Posts Tagged ‘studio’
Spinning Through
Spinning through
This perfectly messy world
Forgetting and remembering everything.
I am almost back from my tech vacation, it was nice! I actually made lots of stuff with my hands. Which I will write about soon. I have also tidied the studio and started making some new work, it is so helpful to be able to actually find your materials! I put all my paints and pigments in two lovely old wooden boxes, now I know what I have and what I need to get. I kept the stuff I like; such as nice pots and jars and got rid of the ugly ones, such as the plastic glass that was once used for black ink, that sat there for about two years. I rescued my hard paint clogged brushes with some old paint thinner which seems to work better than white spirits for recked brushes. Especially if you steep them for a few hours in it.
There has been lots going on in The Funny little Gallery, but more about that soon. We are open, so call in if you are in the mood for fun and creativity!
Studio doings!
This is a little collection of what I have been up to lately in the studio. The brown paper Poppy seed head I wrote about in my last blog, it is the one that I stitched. The drawing is of how my heart felt while I was drawing over and over again, I had just been meditating! The most resent things that I have done are these long boxes on the left and below. I rescued them while I was doing the recycling, originally they had tubes of oil paint in them, it seemed fitting to make them into art! Inside are rolled up thick paper napkins. I have written things like memories and happenings that I consider to be precious. One of them is about the little things that happen to lead us to certain places.I like the idea of them being stored carefully in these boxes. It was as if they were made especially to fit them, and I just happen to have two of each!
Risk taking and heart expression
Lately there has been plenty risk taking and heart expression going on in the studio of the secret gallery! I was painting with our children again, it was great, exhausting but great! It is said that we are all born artists it is as we grow up that allot of us loose it, but Clement Greenberg said that child prodigies exist in other art forms but not visual art. I wonder why he felt that it was different to say music? I am not sure how I feel about it. I wrote an essay on Greenberg and Modernism it was a very long time ago though! I recall him being an advocate of art for arts sake, referring to itself and not the external world, like American Abstract Expressionism. Sometimes this is can be like a more considered form of how a child paints, in a way, but developing it to something beyond haphazard play, or at least being conscious that you are trying to paint like a child! Many of us spend many years trying to learn how to not paint like a child and then we have to start forgetting again! It seems for allot of artists to be an important process; you learn and then you shuffle around what you want to remember and what you want to forget! You change the scales of importance in a way, this bending and flexing is often very playfully. This begs the question does age or maturity have much to do with visual art? If a child makes a beautiful painting, does it mean less than if an adult painted it? How much does a child have to express? What about reincarnation then?! if it does exist, I wonder if the great artists of the past are making visual art now?!

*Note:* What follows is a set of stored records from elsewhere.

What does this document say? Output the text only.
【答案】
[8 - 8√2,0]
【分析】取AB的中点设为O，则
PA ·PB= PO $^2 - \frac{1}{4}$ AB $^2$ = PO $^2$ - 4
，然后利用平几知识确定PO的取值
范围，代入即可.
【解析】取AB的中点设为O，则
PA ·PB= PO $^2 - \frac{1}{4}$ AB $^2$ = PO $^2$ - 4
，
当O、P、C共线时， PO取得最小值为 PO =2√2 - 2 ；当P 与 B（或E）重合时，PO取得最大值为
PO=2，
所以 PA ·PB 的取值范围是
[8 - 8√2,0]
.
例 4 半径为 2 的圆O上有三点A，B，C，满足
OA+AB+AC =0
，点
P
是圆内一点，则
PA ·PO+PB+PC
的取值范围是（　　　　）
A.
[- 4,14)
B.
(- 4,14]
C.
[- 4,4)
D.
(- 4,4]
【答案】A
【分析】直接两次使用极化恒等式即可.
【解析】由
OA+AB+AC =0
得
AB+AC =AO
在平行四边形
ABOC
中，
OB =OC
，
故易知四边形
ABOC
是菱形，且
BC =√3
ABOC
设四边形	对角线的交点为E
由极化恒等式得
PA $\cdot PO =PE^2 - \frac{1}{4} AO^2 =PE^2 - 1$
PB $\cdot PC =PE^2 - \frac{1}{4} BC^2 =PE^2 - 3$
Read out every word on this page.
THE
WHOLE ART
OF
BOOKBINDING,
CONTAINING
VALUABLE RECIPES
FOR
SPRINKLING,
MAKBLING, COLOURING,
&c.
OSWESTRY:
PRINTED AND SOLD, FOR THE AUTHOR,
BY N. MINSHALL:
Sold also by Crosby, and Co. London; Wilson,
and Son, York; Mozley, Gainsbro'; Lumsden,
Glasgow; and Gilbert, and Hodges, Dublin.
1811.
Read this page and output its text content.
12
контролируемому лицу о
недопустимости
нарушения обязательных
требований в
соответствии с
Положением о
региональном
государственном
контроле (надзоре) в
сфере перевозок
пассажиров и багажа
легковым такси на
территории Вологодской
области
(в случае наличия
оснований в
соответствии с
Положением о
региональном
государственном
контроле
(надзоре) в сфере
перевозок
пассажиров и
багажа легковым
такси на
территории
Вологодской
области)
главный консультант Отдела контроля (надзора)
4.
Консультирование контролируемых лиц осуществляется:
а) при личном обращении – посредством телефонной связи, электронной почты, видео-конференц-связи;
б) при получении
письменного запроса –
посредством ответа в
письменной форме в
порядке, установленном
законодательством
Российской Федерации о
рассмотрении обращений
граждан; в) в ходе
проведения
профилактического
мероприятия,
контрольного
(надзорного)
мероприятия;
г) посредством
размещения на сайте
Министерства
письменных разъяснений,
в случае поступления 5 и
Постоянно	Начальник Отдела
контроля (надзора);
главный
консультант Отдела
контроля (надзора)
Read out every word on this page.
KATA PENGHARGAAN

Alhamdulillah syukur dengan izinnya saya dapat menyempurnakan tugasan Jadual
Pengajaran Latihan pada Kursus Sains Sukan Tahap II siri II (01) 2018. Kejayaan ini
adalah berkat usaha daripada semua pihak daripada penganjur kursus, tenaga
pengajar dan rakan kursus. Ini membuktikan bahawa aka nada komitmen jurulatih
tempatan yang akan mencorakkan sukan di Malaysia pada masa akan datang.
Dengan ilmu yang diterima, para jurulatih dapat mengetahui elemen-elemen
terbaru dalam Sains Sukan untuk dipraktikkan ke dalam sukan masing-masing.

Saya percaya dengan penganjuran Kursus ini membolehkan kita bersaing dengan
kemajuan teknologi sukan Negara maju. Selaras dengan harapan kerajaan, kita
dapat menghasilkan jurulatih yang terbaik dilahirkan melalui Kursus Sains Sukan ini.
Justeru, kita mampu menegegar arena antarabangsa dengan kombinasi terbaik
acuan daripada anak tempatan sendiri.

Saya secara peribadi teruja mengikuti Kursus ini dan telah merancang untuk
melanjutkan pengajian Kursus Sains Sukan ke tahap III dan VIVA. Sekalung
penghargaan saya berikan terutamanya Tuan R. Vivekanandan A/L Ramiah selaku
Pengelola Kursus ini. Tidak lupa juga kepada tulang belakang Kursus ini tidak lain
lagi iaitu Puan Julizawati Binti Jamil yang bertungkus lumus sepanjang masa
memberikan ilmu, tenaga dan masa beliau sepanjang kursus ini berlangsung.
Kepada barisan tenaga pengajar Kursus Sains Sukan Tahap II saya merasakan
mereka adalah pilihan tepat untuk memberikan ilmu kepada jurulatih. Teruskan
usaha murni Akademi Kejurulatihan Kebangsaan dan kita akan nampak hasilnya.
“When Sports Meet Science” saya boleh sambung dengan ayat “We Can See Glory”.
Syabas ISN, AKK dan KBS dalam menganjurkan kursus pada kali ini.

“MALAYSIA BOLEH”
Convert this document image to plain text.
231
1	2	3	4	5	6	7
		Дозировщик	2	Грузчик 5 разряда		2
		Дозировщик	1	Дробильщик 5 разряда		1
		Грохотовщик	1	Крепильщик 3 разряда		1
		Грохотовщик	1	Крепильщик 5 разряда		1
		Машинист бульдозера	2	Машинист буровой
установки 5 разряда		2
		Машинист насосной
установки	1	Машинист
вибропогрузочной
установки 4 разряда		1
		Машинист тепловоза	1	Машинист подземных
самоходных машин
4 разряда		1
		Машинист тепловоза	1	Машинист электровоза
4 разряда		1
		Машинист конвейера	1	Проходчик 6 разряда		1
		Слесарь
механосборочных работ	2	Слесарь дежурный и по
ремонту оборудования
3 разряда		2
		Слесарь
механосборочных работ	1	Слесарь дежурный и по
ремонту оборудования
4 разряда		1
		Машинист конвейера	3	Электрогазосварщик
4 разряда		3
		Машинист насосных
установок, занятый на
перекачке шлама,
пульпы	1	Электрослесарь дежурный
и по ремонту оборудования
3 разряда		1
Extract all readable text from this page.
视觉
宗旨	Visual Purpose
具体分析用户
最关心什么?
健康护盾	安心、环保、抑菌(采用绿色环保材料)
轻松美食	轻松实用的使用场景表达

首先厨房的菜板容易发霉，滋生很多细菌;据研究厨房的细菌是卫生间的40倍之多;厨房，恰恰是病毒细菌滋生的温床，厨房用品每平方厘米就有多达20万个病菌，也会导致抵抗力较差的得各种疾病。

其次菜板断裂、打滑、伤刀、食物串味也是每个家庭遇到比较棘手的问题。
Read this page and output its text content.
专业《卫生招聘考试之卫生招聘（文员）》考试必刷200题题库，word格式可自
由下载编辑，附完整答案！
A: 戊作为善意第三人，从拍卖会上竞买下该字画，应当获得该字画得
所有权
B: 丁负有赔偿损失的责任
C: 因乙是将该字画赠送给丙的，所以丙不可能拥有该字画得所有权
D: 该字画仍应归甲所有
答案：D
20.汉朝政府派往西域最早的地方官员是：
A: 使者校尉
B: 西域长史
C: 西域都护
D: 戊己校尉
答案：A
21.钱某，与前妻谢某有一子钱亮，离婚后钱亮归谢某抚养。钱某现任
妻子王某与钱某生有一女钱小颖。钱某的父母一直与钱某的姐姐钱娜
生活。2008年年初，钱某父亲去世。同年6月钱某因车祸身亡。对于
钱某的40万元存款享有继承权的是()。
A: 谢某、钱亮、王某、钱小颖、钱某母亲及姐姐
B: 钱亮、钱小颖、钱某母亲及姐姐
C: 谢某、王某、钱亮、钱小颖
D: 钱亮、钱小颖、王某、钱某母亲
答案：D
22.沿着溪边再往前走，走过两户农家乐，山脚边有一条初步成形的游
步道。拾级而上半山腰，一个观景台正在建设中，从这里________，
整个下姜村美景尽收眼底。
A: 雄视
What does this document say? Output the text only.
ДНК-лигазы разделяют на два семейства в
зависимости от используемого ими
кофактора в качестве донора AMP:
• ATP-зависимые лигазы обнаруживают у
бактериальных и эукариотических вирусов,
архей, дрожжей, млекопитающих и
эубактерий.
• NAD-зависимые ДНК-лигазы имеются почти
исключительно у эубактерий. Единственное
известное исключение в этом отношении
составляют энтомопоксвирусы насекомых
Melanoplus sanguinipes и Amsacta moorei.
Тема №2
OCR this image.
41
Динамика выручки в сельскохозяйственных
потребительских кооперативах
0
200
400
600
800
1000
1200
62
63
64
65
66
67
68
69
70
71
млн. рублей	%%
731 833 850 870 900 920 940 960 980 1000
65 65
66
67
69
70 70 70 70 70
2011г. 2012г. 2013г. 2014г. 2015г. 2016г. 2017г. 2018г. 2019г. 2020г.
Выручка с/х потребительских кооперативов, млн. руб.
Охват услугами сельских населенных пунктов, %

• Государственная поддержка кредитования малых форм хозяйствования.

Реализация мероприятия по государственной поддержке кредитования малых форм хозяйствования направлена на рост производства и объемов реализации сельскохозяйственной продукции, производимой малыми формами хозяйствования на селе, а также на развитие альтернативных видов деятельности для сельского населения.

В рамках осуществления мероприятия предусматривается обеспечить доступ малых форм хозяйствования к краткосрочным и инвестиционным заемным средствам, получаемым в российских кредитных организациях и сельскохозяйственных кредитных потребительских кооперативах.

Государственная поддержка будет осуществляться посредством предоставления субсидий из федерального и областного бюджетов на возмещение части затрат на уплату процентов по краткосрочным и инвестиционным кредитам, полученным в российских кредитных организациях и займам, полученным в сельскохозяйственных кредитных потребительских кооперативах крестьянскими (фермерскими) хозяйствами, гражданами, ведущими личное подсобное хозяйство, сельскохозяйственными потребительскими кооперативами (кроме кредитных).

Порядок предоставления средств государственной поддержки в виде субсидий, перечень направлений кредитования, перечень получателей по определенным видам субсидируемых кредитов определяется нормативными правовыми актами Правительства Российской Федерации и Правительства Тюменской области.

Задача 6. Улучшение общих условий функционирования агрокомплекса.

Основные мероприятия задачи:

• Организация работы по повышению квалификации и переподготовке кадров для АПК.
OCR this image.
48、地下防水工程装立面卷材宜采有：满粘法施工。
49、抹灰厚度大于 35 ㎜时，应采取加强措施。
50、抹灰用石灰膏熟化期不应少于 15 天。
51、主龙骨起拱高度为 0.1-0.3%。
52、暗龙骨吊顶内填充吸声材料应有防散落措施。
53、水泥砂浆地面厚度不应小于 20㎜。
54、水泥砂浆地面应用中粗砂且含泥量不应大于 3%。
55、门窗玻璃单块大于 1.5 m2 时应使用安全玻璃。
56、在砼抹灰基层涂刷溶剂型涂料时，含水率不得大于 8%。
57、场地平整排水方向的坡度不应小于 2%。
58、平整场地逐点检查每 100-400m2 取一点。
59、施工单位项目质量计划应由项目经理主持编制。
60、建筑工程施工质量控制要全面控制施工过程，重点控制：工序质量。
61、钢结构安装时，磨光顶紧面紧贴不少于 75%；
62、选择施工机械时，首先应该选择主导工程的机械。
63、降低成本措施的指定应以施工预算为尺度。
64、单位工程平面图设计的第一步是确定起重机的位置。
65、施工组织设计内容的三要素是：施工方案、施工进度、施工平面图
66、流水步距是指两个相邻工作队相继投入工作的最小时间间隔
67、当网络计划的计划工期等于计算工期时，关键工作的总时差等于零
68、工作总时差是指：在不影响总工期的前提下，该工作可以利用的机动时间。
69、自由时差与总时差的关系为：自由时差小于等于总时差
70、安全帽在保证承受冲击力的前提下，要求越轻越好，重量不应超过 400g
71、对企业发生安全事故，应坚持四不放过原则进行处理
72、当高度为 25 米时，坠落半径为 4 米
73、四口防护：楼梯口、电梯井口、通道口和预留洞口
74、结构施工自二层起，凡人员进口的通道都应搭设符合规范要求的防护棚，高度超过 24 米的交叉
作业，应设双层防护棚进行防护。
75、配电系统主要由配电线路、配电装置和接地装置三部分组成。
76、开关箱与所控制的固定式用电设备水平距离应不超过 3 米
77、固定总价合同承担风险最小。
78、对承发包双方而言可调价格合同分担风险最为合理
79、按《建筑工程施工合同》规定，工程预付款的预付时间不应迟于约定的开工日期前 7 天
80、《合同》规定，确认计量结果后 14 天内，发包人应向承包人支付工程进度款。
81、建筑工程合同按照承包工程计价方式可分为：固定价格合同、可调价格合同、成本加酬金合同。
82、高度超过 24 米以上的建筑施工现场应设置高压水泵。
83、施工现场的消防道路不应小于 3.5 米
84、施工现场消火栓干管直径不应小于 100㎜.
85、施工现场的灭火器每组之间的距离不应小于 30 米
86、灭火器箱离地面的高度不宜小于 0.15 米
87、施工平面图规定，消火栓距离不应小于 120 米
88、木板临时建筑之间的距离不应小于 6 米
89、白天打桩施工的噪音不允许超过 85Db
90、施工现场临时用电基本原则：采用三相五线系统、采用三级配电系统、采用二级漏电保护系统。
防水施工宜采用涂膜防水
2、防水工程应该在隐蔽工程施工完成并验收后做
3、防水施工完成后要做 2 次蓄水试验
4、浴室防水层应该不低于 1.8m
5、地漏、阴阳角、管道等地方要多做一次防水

The paintings we have been working and playing on are not finished yet, but they are looking promising. I have worked with many different elements before; including doing set ups in nature where the wind or rain made the marks but now we have children and they love making all sorts of marks! The three of us work on the canvas. I like taking risks with my work and pushing it beyond where is has been. Painting with the children has been a really interesting direction for me. It is also a careful balancing act between keeping them happy and enjoying painting and working with their marks to help it come to a new level; they have something I don’t have and I have something that they don’t have so, we are a good team! I have the years, plenty to express and years of practice! They have the have the magic marks that are not self conscious; they are very free. With painting sometimes you have to risk totally loosing it to make something better. One of the paintings I was working on I liked but know it had further to go I offered it to our children, with hesitation, allowing them to change its direction forever! The other painting is looking a little bit like a Cy Twombly, I love his work, to put it very simply, it is like some of the most beautiful scribbles and dribbles you have ever seen, powerful and delicate at the same time! I wonder will anyone come and kiss it as one woman did to a Cy Twombly painting!